There are a few mountains other than the seven summits that I’m interested in climbing for other reasons. One of those is Chimborazo, a mountain in Ecuador that has the interesting property that its summit is further from the center of Earth than that of Mt Everest (because of the planet’s shape). It’s also a phrase my late gran used to use as an expression of “the greatest magnitude”—I think in her day that was common as it was believed to be the highest mountain. This connection is why I got interested and went on an expedition to climb Cotopaxi and Chimborazo.
Getting ready
The first few days were acclimatization hikes in the vicinity of Cotopaxi. Quito in the first place was already quite high (about the limit of what I’m comfortable with without prior acclimatization), so it felt somehow weird that we were hiking in the jungle and still it was above 3000m.
We climbed two “smaller” mountains in the area, Pasochoa and Ruminahui, both going above 4000m. I personally really liked the more “exciting” Ruminahui, which reminded me a lot of the jagged ridgelines of the Japanese Northern Alps or Togakushi. We also had a really speedy descent to avoid an approaching thunder storm (which is definitely not something I want to encounter again at altitude).
The summit attempt
We’d of course hit the slopes of Cotopaxi first to refresh memories of snow basics: self arrest, crampon usage and such. With that out of the way, we only had to wait for the good weather to go for the summit. Sadly the “good weather” never came. We nevertheless went up to the mountain refuge (in the dripping rain) and got ready for a very early start.
Sadly it was still raining when we started off late in the night. I didn’t feel cold at all, and I had a very comfortable pace set that both kept me kinda warm while not too fast. However it was at least freezing, as in half an hour or so I had to notice that everything on me exposed (my rainwear, my gloves and my poles) all had a growing layer of hard ice on them. It’s a really weird feeling to move your arm and hear the (ice on the) clothes crack.
Eventually our vanguard who started a little earlier returned to report that snow conditions are extremely dangerous higher on the glacier, and so we turned around. It’s a shame because I felt in prime shape to summit another 6000er in South America, but this wasn’t the time.
Moving on
After it became clear that with those snow conditions we wouldn’t get another shot at the summit in an acceptable timeframe we moved on to the hot springs town of Banos to do tourist things and also to get ready for Chimborazo.

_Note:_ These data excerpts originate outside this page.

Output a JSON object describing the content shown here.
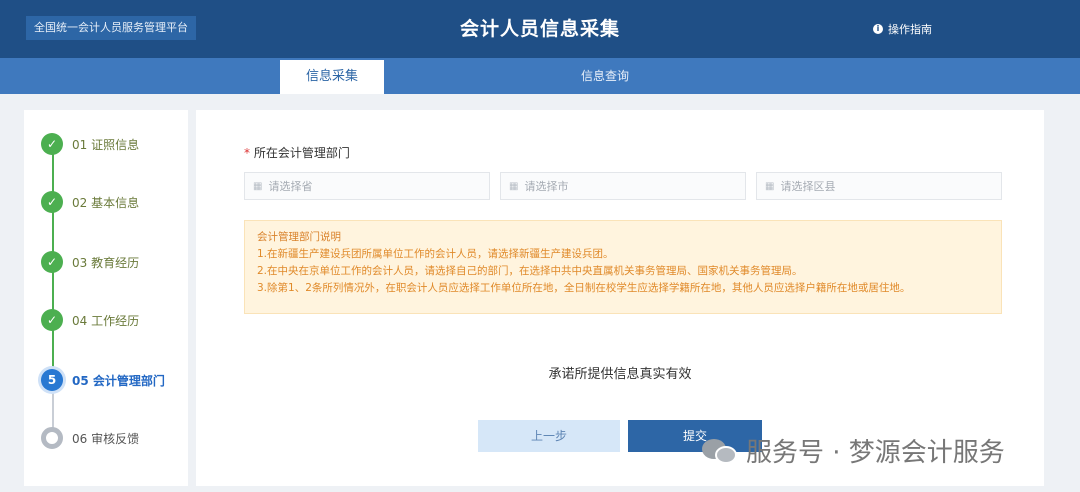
{
  "header": {
    "brand": "全国统一会计人员服务管理平台",
    "title": "会计人员信息采集",
    "guide_icon": "info-icon",
    "guide_label": "操作指南"
  },
  "tabs": [
    {
      "label": "信息采集",
      "active": true
    },
    {
      "label": "信息查询",
      "active": false
    }
  ],
  "steps": [
    {
      "label": "01 证照信息",
      "status": "done"
    },
    {
      "label": "02 基本信息",
      "status": "done"
    },
    {
      "label": "03 教育经历",
      "status": "done"
    },
    {
      "label": "04 工作经历",
      "status": "done"
    },
    {
      "label": "05 会计管理部门",
      "status": "current",
      "marker": "5"
    },
    {
      "label": "06 审核反馈",
      "status": "pending"
    }
  ],
  "form": {
    "required_mark": "*",
    "section_label": "所在会计管理部门",
    "selects": [
      {
        "placeholder": "请选择省"
      },
      {
        "placeholder": "请选择市"
      },
      {
        "placeholder": "请选择区县"
      }
    ],
    "notice": {
      "title": "会计管理部门说明",
      "lines": [
        "1.在新疆生产建设兵团所属单位工作的会计人员，请选择新疆生产建设兵团。",
        "2.在中央在京单位工作的会计人员，请选择自己的部门，在选择中共中央直属机关事务管理局、国家机关事务管理局。",
        "3.除第1、2条所列情况外，在职会计人员应选择工作单位所在地，全日制在校学生应选择学籍所在地，其他人员应选择户籍所在地或居住地。"
      ]
    },
    "commit_text": "承诺所提供信息真实有效",
    "prev_button": "上一步",
    "next_button": "提交"
  },
  "watermark": {
    "text": "服务号 · 梦源会计服务"
  },
  "colors": {
    "header": "#1f4f86",
    "tabbar": "#3f79be",
    "done": "#4caf50",
    "current": "#2878d2",
    "notice_bg": "#fff4de",
    "notice_text": "#e08a2a"
  }
}
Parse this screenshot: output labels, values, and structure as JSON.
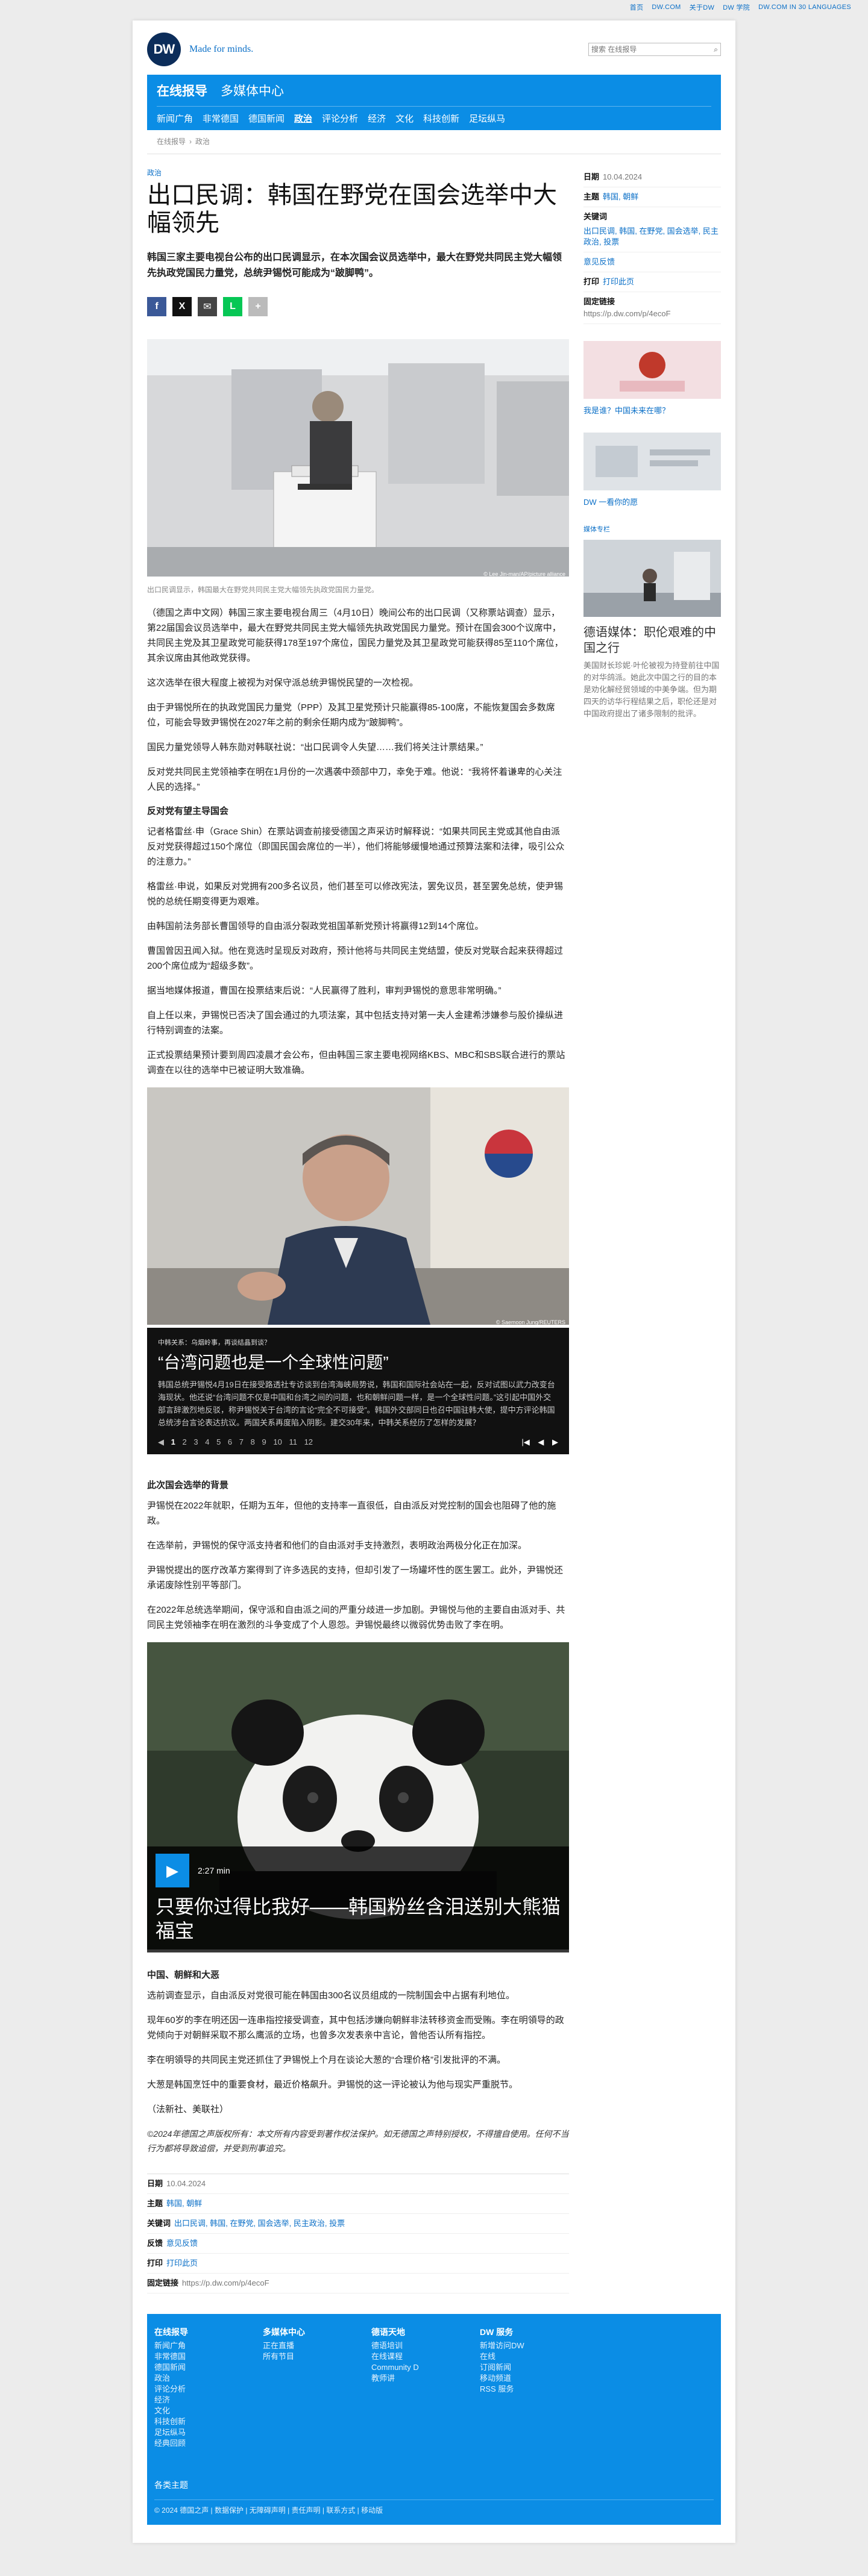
{
  "topbar": [
    "首页",
    "DW.COM",
    "关于DW",
    "DW 学院",
    "DW.COM IN 30 LANGUAGES"
  ],
  "brand": {
    "logo": "DW",
    "slogan": "Made for minds."
  },
  "search": {
    "placeholder": "搜索 在线报导"
  },
  "nav": {
    "primary": "在线报导",
    "secondary": "多媒体中心",
    "items": [
      "新闻广角",
      "非常德国",
      "德国新闻",
      "政治",
      "评论分析",
      "经济",
      "文化",
      "科技创新",
      "足坛纵马"
    ]
  },
  "breadcrumb": [
    "在线报导",
    "政治"
  ],
  "article": {
    "kicker": "政治",
    "title": "出口民调：韩国在野党在国会选举中大幅领先",
    "lead": "韩国三家主要电视台公布的出口民调显示，在本次国会议员选举中，最大在野党共同民主党大幅领先执政党国民力量党，总统尹锡悦可能成为“跛脚鸭”。",
    "share": [
      "f",
      "X",
      "✉",
      "L",
      "+"
    ],
    "hero_credit": "© Lee Jin-man/AP/picture alliance",
    "hero_caption": "出口民调显示，韩国最大在野党共同民主党大幅领先执政党国民力量党。",
    "paragraphs1": [
      "（德国之声中文网）韩国三家主要电视台周三（4月10日）晚间公布的出口民调（又称票站调查）显示，第22届国会议员选举中，最大在野党共同民主党大幅领先执政党国民力量党。预计在国会300个议席中，共同民主党及其卫星政党可能获得178至197个席位，国民力量党及其卫星政党可能获得85至110个席位，其余议席由其他政党获得。",
      "这次选举在很大程度上被视为对保守派总统尹锡悦民望的一次检视。",
      "由于尹锡悦所在的执政党国民力量党（PPP）及其卫星党预计只能赢得85-100席，不能恢复国会多数席位，可能会导致尹锡悦在2027年之前的剩余任期内成为“跛脚鸭”。",
      "国民力量党领导人韩东勋对韩联社说：“出口民调令人失望……我们将关注计票结果。”",
      "反对党共同民主党领袖李在明在1月份的一次遇袭中颈部中刀，幸免于难。他说：“我将怀着谦卑的心关注人民的选择。”"
    ],
    "h_opp": "反对党有望主导国会",
    "paragraphs2": [
      "记者格雷丝·申（Grace Shin）在票站调查前接受德国之声采访时解释说：“如果共同民主党或其他自由派反对党获得超过150个席位（即国民国会席位的一半），他们将能够缓慢地通过预算法案和法律，吸引公众的注意力。”",
      "格雷丝·申说，如果反对党拥有200多名议员，他们甚至可以修改宪法，罢免议员，甚至罢免总统，使尹锡悦的总统任期变得更为艰难。",
      "由韩国前法务部长曹国领导的自由派分裂政党祖国革新党预计将赢得12到14个席位。",
      "曹国曾因丑闻入狱。他在竞选时呈现反对政府，预计他将与共同民主党结盟，使反对党联合起来获得超过200个席位成为“超级多数”。",
      "据当地媒体报道，曹国在投票结束后说：“人民赢得了胜利，审判尹锡悦的意思非常明确。”",
      "自上任以来，尹锡悦已否决了国会通过的九项法案，其中包括支持对第一夫人金建希涉嫌参与股价操纵进行特别调查的法案。",
      "正式投票结果预计要到周四凌晨才会公布，但由韩国三家主要电视网络KBS、MBC和SBS联合进行的票站调查在以往的选举中已被证明大致准确。"
    ],
    "gallery": {
      "credit": "© Saemoon Jung/REUTERS",
      "kicker": "中韩关系：乌烟岭事，再谈结晶到谈？",
      "title": "“台湾问题也是一个全球性问题”",
      "desc": "韩国总统尹锡悦4月19日在接受路透社专访谈到台湾海峡局势说，韩国和国际社会站在一起，反对试图以武力改变台海现状。他还说“台湾问题不仅是中国和台湾之间的问题，也和朝鲜问题一样，是一个全球性问题。”这引起中国外交部言辞激烈地反驳，称尹锡悦关于台湾的言论“完全不可接受”。韩国外交部同日也召中国驻韩大使，提中方评论韩国总统涉台言论表达抗议。两国关系再度陷入阴影。建交30年来，中韩关系经历了怎样的发展？",
      "pages": [
        "1",
        "2",
        "3",
        "4",
        "5",
        "6",
        "7",
        "8",
        "9",
        "10",
        "11",
        "12"
      ],
      "ctrls": [
        "|◀",
        "◀",
        "▶"
      ]
    },
    "h_bg": "此次国会选举的背景",
    "paragraphs3": [
      "尹锡悦在2022年就职，任期为五年，但他的支持率一直很低，自由派反对党控制的国会也阻碍了他的施政。",
      "在选举前，尹锡悦的保守派支持者和他们的自由派对手支持激烈，表明政治两极分化正在加深。",
      "尹锡悦提出的医疗改革方案得到了许多选民的支持，但却引发了一场罐坏性的医生罢工。此外，尹锡悦还承诺废除性别平等部门。",
      "在2022年总统选举期间，保守派和自由派之间的严重分歧进一步加剧。尹锡悦与他的主要自由派对手、共同民主党领袖李在明在激烈的斗争变成了个人恩怨。尹锡悦最终以微弱优势击败了李在明。"
    ],
    "video": {
      "duration": "2:27 min",
      "title": "只要你过得比我好——韩国粉丝含泪送别大熊猫福宝"
    },
    "h_cn": "中国、朝鲜和大恶",
    "paragraphs4": [
      "选前调查显示，自由派反对党很可能在韩国由300名议员组成的一院制国会中占据有利地位。",
      "现年60岁的李在明还因一连串指控接受调查，其中包括涉嫌向朝鲜非法转移资金而受贿。李在明領导的政党倾向于对朝鲜采取不那么鹰派的立场，也曾多次发表亲中言论，曾他否认所有指控。",
      "李在明領导的共同民主党还抓住了尹锡悦上个月在谈论大葱的“合理价格”引发批评的不满。",
      "大葱是韩国烹饪中的重要食材，最近价格飙升。尹锡悦的这一评论被认为他与现实严重脱节。",
      "（法新社、美联社）"
    ],
    "copyright": "©2024年德国之声版权所有：本文所有内容受到著作权法保护。如无德国之声特别授权，不得擅自使用。任何不当行为都将导致追偿，并受到刑事追究。"
  },
  "meta": {
    "date_label": "日期",
    "date": "10.04.2024",
    "topic_label": "主题",
    "topics": "韩国, 朝鲜",
    "keywords_label": "关键词",
    "keywords": "出口民调, 韩国, 在野党, 国会选举, 民主政治, 投票",
    "keywords_side": "出口民调, 韩国, 在野党, 国会选举, 民主政治, 投票",
    "feedback_label": "反馈",
    "feedback": "意见反馈",
    "print_label": "打印",
    "print": "打印此页",
    "permalink_label": "固定链接",
    "permalink": "https://p.dw.com/p/4ecoF"
  },
  "sidebar": {
    "tile1": "我是谁？中国未来在哪？",
    "tile2": "DW 一看你的愿",
    "section": "媒体专栏",
    "article_title": "德语媒体：职伦艰难的中国之行",
    "article_desc": "美国财长珍妮·叶伦被视为持登前往中国的对华鸽派。她此次中国之行的目的本是劝化解经贸领域的中美争端。但为期四天的访华行程结果之后，职伦还是对中国政府提出了诸多限制的批评。"
  },
  "footer": {
    "cols": [
      {
        "h": "在线报导",
        "items": [
          "新闻广角",
          "非常德国",
          "德国新闻",
          "政治",
          "评论分析",
          "经济",
          "文化",
          "科技创新",
          "足坛纵马",
          "经典回顾"
        ]
      },
      {
        "h": "多媒体中心",
        "items": [
          "正在直播",
          "所有节目"
        ]
      },
      {
        "h": "德语天地",
        "items": [
          "德语培训",
          "在线课程",
          "Community D",
          "教师讲"
        ]
      },
      {
        "h": "DW 服务",
        "items": [
          "新增访问DW",
          "在线",
          "订阅新闻",
          "移动频道",
          "RSS 服务"
        ]
      }
    ],
    "bottom_link": "各类主题",
    "legal": "© 2024 德国之声 | 数据保护 | 无障碍声明 | 责任声明 | 联系方式 | 移动版"
  },
  "colors": {
    "brand_blue": "#0b8de5",
    "navy": "#0c2d5a",
    "link": "#0a6fc7"
  }
}
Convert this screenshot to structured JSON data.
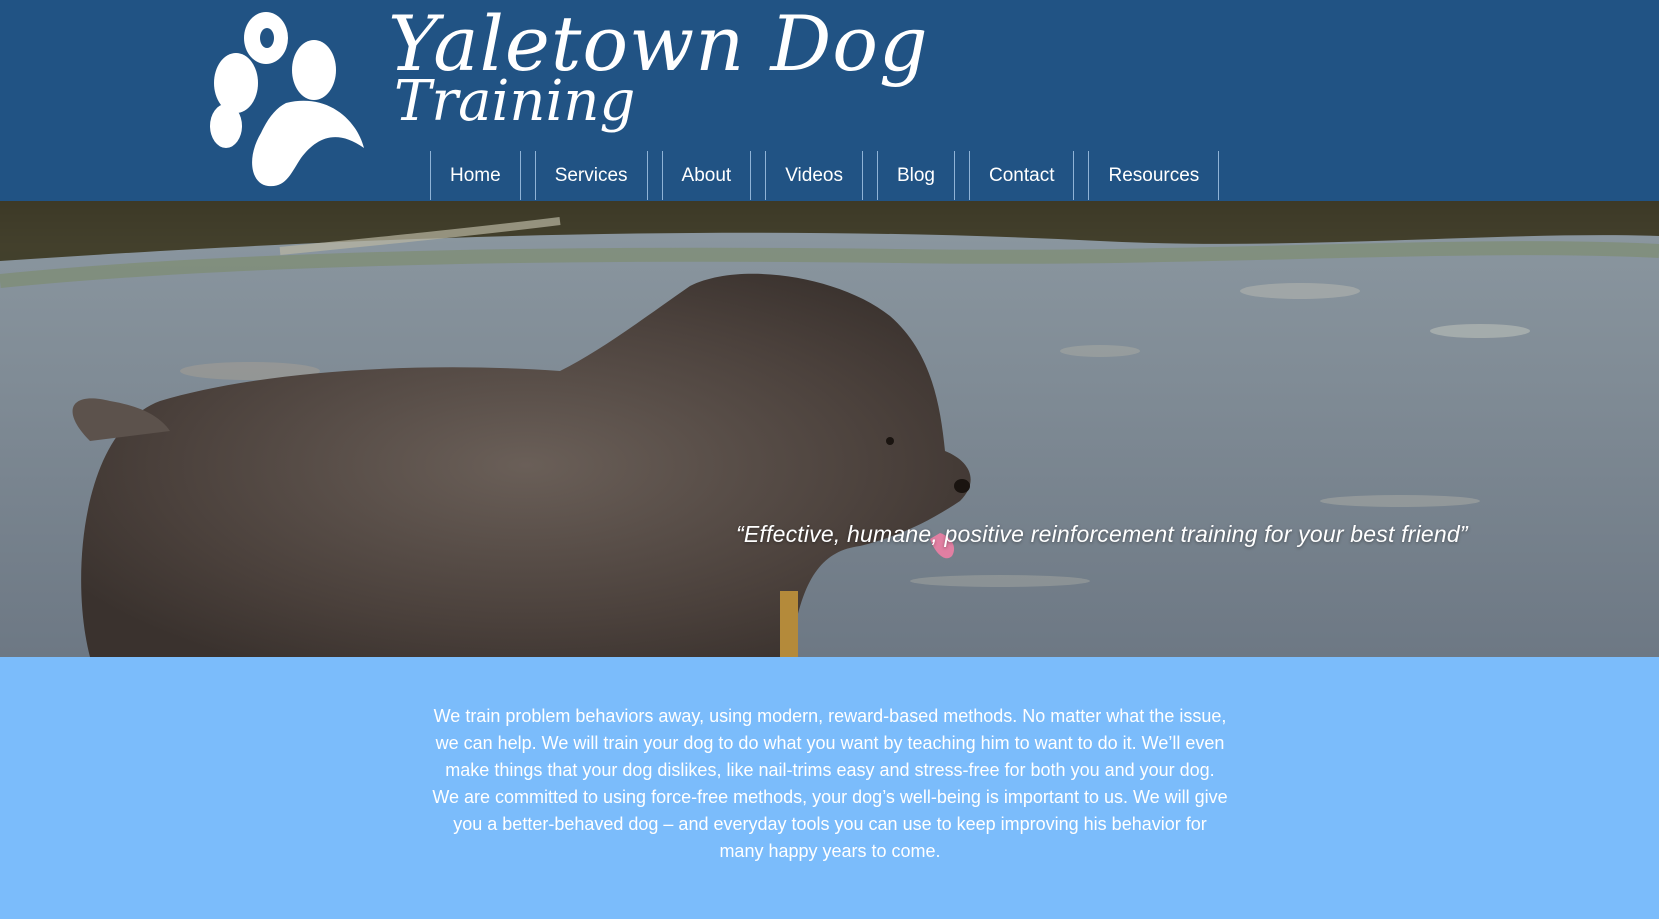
{
  "site": {
    "logo_line1": "Yaletown Dog",
    "logo_line2": "Training"
  },
  "nav": {
    "items": [
      {
        "label": "Home"
      },
      {
        "label": "Services"
      },
      {
        "label": "About"
      },
      {
        "label": "Videos"
      },
      {
        "label": "Blog"
      },
      {
        "label": "Contact"
      },
      {
        "label": "Resources"
      }
    ]
  },
  "hero": {
    "tagline": "“Effective, humane, positive reinforcement training for your best friend”"
  },
  "intro": {
    "text": "We train problem behaviors away, using modern, reward-based methods. No matter what the issue, we can help. We will train your dog to do what you want by teaching him to want to do it. We’ll even make things that your dog dislikes, like nail-trims easy and stress-free for both you and your dog. We are committed to using force-free methods, your dog’s well-being is important to us. We will give you a better-behaved dog – and everyday tools you can use to keep improving his behavior for many happy years to come."
  },
  "colors": {
    "header_bg": "#215384",
    "body_bg": "#7bbcfb",
    "text": "#ffffff"
  },
  "icons": {
    "logo": "paw-print-icon"
  }
}
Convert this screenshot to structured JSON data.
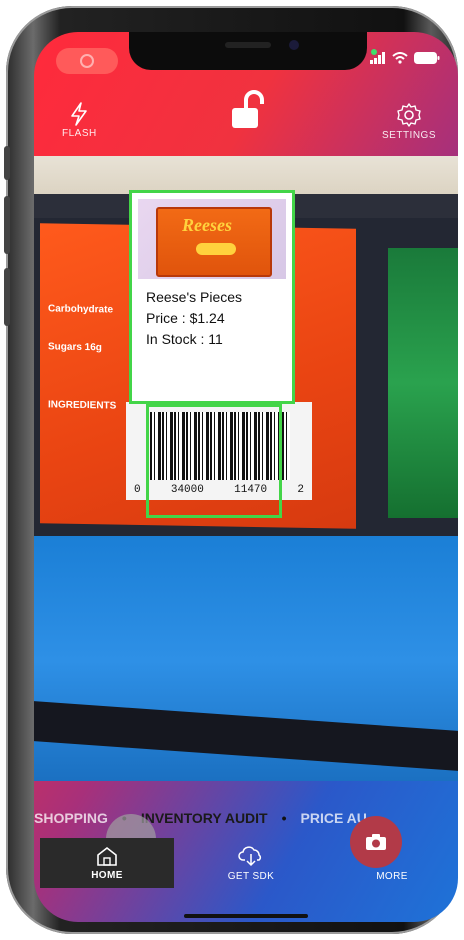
{
  "top_bar": {
    "flash_label": "FLASH",
    "settings_label": "SETTINGS"
  },
  "overlay": {
    "product_name": "Reese's Pieces",
    "price": "Price : $1.24",
    "stock": "In Stock : 11",
    "pack_brand": "Reeses"
  },
  "barcode": {
    "digits_left": "0",
    "digits_mid1": "34000",
    "digits_mid2": "11470",
    "digits_right": "2"
  },
  "modes": {
    "items": [
      "SHOPPING",
      "INVENTORY AUDIT",
      "PRICE AU"
    ],
    "separator": "•",
    "active_index": 1
  },
  "bottom_nav": {
    "home_label": "HOME",
    "get_sdk_label": "GET SDK",
    "more_label": "MORE"
  },
  "colors": {
    "detection_outline": "#43d548",
    "home_tab_bg": "#2a2a2a",
    "camera_button": "#b23a48"
  },
  "icons": [
    "flash-icon",
    "unlock-icon",
    "settings-gear-icon",
    "home-icon",
    "download-cloud-icon",
    "camera-icon",
    "signal-icon",
    "wifi-icon",
    "battery-icon"
  ]
}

Sadly though it turned out that the snow conditions on Chimborazo were even worse than on Cotopaxi, with avalanche risk threatening even the base camp. So instead we spent the remaining days in and around Banos, enjoying other activities that wouldn’t be obviously fatal: we went on to try ziplines above the river and wild-water rafting lower down in the jungle (cue plenty of jokes about piranhas eating your balls).
While it’s a shame that we were unsuccessful on the mountains, it was still an awesome experience and I hope I’ll be able to return sometime for another try.